Ateocracia, Estado sin Dios, soberanía por la gracia de los hombres, son expresiones muy acertadas de una misma realidad: la exaltación de un poder absoluto del hombre para construir la sociedad sin la más mínima referencia a un orden moral superior, ni siquiera al orden natural común a todo el género humano. Suponen de un modo especial el rechazo a cualquier referencia a Dios, y sobre todo al Dios cristiano, al que se destierra de lleno de la nueva utopía que pretende ser edificada sólo y únicamente por el hombre y para el hombre.

Sin duda alguna, tal pretensión no es sino una autonegación del hombre, un verdadero disparate, porque en realidad, «el misterio del hombre sólo se esclarece en el misterio del Verbo encarnado» (Concilio Vaticano II, constitución pastoral Gaudium et spes, n. 22. Sólo teniendo presente la dependencia del hombre con respecto al Dios Creador, Soberano y Providente, al Dios-Amor que ama al hombre y que desea su felicidad terrena y eterna y le ha enviado a su Hijo por Redentor, será posible construir la verdadera civilización humana.

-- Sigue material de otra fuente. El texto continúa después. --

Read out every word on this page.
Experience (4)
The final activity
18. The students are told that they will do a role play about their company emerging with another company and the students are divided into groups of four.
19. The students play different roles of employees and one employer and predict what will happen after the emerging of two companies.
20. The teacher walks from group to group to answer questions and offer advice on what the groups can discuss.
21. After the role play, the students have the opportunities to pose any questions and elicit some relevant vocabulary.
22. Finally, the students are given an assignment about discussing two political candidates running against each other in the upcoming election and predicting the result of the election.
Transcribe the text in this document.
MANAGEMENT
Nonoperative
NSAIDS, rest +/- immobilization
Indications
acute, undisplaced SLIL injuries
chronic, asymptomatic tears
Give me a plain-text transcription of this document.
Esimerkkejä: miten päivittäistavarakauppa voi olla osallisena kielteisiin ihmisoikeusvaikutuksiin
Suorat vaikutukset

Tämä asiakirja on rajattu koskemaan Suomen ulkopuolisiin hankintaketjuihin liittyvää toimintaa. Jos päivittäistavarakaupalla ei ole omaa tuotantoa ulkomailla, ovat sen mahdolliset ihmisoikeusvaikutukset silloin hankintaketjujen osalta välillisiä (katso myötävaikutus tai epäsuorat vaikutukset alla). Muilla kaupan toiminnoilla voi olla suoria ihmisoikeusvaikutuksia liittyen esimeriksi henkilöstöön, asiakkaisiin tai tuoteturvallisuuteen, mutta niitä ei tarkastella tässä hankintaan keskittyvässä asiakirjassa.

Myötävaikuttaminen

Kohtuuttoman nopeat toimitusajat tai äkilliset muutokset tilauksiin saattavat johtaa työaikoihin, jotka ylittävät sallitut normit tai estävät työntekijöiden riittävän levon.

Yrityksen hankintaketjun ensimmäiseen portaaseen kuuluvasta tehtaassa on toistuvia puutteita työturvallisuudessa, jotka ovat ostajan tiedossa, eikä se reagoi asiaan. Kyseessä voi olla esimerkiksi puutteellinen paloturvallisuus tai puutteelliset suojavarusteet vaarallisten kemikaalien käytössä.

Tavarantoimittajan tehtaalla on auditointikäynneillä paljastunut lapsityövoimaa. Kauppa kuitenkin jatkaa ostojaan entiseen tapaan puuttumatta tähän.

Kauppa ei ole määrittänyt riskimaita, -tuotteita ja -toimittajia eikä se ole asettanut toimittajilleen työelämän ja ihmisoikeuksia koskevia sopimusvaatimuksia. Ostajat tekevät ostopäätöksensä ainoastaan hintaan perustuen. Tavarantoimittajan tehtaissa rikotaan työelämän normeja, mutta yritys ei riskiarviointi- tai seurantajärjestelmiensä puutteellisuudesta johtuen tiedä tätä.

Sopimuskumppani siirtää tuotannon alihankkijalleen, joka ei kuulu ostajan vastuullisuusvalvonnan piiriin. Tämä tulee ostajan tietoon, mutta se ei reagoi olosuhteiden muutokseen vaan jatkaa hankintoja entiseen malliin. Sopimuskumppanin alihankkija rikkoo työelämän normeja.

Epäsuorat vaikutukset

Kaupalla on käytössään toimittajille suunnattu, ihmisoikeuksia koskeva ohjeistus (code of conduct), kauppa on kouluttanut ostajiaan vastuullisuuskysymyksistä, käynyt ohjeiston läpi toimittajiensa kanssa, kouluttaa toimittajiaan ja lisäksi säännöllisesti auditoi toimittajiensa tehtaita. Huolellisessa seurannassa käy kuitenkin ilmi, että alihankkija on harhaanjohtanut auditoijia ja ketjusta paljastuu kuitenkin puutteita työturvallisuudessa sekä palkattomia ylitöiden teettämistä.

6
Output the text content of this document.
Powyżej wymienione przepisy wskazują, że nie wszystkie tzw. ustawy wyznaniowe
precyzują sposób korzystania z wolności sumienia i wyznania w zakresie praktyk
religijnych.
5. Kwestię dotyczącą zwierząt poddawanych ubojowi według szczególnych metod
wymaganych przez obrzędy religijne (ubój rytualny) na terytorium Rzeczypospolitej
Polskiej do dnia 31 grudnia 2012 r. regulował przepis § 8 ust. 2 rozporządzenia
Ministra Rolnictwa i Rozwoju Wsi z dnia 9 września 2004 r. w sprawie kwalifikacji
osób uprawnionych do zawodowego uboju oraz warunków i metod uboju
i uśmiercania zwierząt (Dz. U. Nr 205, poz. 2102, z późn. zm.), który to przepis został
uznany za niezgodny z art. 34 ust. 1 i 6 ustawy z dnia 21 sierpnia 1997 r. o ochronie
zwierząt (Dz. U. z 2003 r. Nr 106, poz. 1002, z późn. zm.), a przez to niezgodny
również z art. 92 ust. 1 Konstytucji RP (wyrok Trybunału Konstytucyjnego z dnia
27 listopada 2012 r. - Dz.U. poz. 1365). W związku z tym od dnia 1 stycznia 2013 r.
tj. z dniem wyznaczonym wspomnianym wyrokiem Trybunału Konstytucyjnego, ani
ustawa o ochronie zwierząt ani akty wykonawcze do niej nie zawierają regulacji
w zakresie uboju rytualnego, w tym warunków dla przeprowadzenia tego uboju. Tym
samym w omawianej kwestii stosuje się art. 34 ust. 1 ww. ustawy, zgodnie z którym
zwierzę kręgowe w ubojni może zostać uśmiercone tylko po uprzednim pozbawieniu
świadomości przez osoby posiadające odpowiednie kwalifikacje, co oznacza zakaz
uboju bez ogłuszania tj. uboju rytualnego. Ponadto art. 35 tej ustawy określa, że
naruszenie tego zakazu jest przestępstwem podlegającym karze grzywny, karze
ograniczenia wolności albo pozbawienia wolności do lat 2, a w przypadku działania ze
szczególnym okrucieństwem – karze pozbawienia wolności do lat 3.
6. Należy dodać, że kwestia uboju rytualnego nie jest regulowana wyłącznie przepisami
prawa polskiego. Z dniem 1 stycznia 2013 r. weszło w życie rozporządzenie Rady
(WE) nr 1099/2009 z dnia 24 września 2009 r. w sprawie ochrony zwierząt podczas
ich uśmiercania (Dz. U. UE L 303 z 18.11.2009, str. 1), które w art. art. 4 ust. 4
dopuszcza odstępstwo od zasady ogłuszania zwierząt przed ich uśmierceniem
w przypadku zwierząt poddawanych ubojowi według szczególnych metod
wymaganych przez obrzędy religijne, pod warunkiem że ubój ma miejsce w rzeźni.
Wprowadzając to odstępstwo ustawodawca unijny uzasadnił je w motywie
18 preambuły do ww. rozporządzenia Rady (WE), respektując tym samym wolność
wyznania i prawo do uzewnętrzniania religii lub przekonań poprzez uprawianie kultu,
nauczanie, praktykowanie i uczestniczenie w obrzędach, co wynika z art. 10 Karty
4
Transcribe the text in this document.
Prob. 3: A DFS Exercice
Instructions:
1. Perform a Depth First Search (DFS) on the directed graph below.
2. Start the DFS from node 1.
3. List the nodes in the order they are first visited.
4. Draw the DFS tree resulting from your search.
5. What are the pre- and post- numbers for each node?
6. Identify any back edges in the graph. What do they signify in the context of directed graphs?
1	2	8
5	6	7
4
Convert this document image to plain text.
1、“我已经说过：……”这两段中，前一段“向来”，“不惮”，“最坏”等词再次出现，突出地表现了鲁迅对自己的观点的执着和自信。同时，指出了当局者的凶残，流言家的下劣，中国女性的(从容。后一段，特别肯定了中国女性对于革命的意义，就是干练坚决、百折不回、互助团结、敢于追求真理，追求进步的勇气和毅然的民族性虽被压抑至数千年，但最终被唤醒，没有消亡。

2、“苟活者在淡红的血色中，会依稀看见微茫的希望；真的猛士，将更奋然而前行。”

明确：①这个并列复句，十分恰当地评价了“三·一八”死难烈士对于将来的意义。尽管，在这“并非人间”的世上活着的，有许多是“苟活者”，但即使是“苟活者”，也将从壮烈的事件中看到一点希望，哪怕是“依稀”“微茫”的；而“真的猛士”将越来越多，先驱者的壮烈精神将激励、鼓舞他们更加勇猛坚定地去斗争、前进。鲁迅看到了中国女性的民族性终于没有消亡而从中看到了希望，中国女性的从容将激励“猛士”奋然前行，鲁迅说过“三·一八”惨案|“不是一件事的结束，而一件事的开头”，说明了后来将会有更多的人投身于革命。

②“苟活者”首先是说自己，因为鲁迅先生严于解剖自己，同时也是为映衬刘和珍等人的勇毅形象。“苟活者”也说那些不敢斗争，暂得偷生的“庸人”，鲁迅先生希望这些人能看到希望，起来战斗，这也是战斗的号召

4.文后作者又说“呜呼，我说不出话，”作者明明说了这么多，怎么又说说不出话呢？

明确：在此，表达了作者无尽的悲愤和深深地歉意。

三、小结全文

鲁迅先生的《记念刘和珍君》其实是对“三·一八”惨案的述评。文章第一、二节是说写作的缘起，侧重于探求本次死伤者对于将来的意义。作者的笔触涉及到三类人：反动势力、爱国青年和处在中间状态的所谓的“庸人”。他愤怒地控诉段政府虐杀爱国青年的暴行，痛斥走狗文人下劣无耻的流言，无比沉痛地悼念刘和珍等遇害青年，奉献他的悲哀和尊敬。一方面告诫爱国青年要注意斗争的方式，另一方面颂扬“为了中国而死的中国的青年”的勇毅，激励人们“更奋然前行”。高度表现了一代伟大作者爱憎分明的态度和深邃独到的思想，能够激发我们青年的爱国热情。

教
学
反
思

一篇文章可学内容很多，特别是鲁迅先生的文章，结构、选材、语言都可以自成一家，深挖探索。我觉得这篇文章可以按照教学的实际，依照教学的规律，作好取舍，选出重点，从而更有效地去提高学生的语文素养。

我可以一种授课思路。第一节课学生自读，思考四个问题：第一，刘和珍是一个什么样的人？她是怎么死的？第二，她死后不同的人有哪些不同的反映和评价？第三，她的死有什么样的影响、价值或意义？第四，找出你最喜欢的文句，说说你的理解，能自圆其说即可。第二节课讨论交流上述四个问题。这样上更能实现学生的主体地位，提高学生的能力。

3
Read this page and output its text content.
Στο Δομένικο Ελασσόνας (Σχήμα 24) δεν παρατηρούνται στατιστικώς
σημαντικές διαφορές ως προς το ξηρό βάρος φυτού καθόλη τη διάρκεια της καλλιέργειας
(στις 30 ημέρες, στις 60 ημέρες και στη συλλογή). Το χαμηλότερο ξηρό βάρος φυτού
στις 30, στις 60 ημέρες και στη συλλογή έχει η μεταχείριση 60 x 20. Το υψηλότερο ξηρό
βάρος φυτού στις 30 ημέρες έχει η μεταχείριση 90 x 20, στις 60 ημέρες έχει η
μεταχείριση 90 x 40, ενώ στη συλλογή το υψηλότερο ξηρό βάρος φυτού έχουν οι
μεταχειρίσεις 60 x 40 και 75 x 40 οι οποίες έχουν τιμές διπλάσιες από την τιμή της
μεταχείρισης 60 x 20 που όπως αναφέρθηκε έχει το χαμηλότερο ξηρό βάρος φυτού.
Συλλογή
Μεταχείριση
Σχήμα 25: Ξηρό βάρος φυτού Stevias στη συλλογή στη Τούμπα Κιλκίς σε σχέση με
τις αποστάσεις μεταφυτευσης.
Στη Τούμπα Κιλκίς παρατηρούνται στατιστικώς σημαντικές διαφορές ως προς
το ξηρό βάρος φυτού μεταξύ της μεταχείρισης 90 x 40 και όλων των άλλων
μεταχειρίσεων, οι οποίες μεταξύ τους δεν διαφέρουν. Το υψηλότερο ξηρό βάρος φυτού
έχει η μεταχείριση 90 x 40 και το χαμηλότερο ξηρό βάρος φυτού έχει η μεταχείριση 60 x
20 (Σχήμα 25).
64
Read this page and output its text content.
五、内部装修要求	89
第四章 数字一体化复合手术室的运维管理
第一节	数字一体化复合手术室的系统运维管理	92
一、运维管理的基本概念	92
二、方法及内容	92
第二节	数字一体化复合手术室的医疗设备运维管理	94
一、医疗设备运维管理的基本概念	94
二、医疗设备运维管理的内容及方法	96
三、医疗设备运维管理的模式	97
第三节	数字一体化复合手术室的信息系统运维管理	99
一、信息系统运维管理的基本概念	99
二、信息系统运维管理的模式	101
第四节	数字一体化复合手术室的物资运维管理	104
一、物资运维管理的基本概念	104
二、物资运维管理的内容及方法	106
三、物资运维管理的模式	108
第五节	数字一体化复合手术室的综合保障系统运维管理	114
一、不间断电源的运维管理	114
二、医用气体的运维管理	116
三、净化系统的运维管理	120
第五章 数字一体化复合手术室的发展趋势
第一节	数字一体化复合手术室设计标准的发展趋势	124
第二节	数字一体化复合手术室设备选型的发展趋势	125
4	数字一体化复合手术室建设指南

Sólo con unas normas morales superiores que rijan el ordenamiento de la sociedad se podrán evitar los desvaríos de esta, los cuales comienzan a aparecer al punto en cuanto el hombre se cree del todo dueño de sí mismo.

Dios ha concedido la libertad al hombre como un don precioso. Pero, por eso mismo, es una libertad para el bien, y que concretamente ha de apuntar siempre en último término al bien supremo, que no es otro que el mismo Dios y la felicidad suprema que Dios quiere conceder al hombre junto a Él. Olvidar esta realidad, es equivocar el verdadero sentido de la libertad y trastornar su auténtica grandeza. Dejarla de lado, lleva irremediablemente a los desastres en la convivencia humana que ha conocido el siglo XX: dos guerras mundiales, gulags y campos de concentración, hambre salvaje de una inmensa parte de la Humanidad, terrorismo, aborto, etc. Estos desmanes se habrían podido evitar si hubiera prevalecido el concepto cristiano de libertad frente a la noción liberal de la misma y frente a aquella terrible idea comunista, expresada a las claras por Lenin: «Libertad, ¿para qué?».